Unlike Minsk 2011, which played in the Maria Studio last year, this piece is fiercely disciplined and, as a result, continually hits its chosen targets with pinpoint accuracy.

That is to be applauded, since the company uses this project to publicise the terrors of torture and genocide from many countries around the world.

Rather than merely telling or enacting the true stories that make up the 100 minutes, the eight-strong ensemble uses a variety of forms, both theatrical and beyond.

The ostensible theme holding the evening together is cuisine and food gets used in numerous ways to illuminate horrors that often seem unbelievable.

From their home in Belarus to Thailand, Rwanda, Northern Ireland and the USA, amongst many other countries, the tales of man's inhumanity to man just keep coming.

However, this company is wise enough to understand the need to turn the evening into something more memorable and palatable than a mere catalogue of evil.

As a result, they use dance and physical elements, humour, music and striking visual imagery to lighten and darken the tone, as appropriate. The combination makes Trash Cuisine extraordinary and helps to achieve the goal of making viewers understand some of the repression that is going on around the world and, presumably might persuade them to take some affirmative action in an attempt to prompt change.

Innocent pineapples, strawberries, pulses and flour take on the same sinister symbolism as force-fed poultry and, by the end, anyone in the front few rows will be triply tearful. First, they will be contemplating some serious dry cleaning bills, secondly sniffing back the consequences of concerted onion-chopping and last, but certainly not least, sympathising with the world's victims.

Belarus Free Theatre is a company that demands much from its actors too. Indeed, unless they have total commitment to the cause, no one in their right mind would join up.

Many examples come to mind. Stephanie Pan, in addition to singing operatically and eating strawberries and cream, delivers a drumming virtuoso that must have made her muscles ache. She also endures two tortuous minutes imitating an electric chair, while most of her colleagues are tied up.

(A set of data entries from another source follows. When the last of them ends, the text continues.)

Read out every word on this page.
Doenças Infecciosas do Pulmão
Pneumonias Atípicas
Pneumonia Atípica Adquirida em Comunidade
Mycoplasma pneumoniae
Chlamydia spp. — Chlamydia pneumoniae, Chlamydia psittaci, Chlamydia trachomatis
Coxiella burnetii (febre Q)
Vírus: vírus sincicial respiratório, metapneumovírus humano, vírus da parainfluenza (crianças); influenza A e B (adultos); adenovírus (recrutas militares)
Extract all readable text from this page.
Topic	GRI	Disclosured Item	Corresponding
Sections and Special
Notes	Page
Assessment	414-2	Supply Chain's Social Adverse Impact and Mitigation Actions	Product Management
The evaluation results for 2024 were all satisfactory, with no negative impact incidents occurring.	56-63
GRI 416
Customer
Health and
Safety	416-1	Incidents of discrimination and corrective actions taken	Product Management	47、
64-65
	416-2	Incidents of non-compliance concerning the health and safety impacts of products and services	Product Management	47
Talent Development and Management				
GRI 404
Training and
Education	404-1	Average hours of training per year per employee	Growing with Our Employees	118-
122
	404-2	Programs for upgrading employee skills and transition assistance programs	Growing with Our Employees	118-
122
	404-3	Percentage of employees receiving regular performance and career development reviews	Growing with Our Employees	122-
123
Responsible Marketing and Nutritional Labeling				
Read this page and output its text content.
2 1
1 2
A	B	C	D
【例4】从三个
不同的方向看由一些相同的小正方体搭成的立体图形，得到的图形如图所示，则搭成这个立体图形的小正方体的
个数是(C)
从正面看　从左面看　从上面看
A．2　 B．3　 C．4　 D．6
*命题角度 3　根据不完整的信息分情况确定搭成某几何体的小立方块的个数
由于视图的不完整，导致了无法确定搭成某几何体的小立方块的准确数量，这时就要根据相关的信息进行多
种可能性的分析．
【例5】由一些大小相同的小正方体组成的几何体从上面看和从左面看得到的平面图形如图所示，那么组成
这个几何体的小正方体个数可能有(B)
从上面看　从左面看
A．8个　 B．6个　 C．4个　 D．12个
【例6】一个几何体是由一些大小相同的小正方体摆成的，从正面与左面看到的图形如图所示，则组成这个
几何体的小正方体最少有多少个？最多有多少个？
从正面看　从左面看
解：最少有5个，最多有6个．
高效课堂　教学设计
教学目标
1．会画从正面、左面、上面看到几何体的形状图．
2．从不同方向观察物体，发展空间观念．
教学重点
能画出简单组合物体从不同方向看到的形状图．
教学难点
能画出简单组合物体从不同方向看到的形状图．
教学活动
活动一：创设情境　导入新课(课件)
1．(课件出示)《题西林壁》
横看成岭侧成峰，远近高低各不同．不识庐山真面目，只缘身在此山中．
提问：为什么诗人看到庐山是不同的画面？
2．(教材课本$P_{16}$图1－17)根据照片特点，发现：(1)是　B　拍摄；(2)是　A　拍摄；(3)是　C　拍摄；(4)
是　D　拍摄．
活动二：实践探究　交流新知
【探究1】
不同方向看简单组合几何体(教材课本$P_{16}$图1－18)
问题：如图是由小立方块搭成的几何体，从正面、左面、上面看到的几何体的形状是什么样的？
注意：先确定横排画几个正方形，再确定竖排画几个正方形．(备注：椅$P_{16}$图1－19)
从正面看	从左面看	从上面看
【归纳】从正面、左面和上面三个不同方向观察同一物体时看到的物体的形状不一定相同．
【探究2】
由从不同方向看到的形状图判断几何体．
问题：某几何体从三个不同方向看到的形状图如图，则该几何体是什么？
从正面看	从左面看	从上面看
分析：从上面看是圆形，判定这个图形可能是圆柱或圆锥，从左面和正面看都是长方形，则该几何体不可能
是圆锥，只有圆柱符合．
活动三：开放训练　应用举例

Nastassia Shcherbakis extended between two chairs for as long as her body can take it, while one of the male actors is waterboarded, in a shocking demonstration of what both victims of repressive regimes and theatre companies are obliged to suffer for their beliefs.

Agitprop has rarely seemed more palatable or effective than this powerfully moving piece of political theatre. It isn't always comfortable to watch but anyone who believes in freedom of speech and the civilisation of society will find this production deeply moving.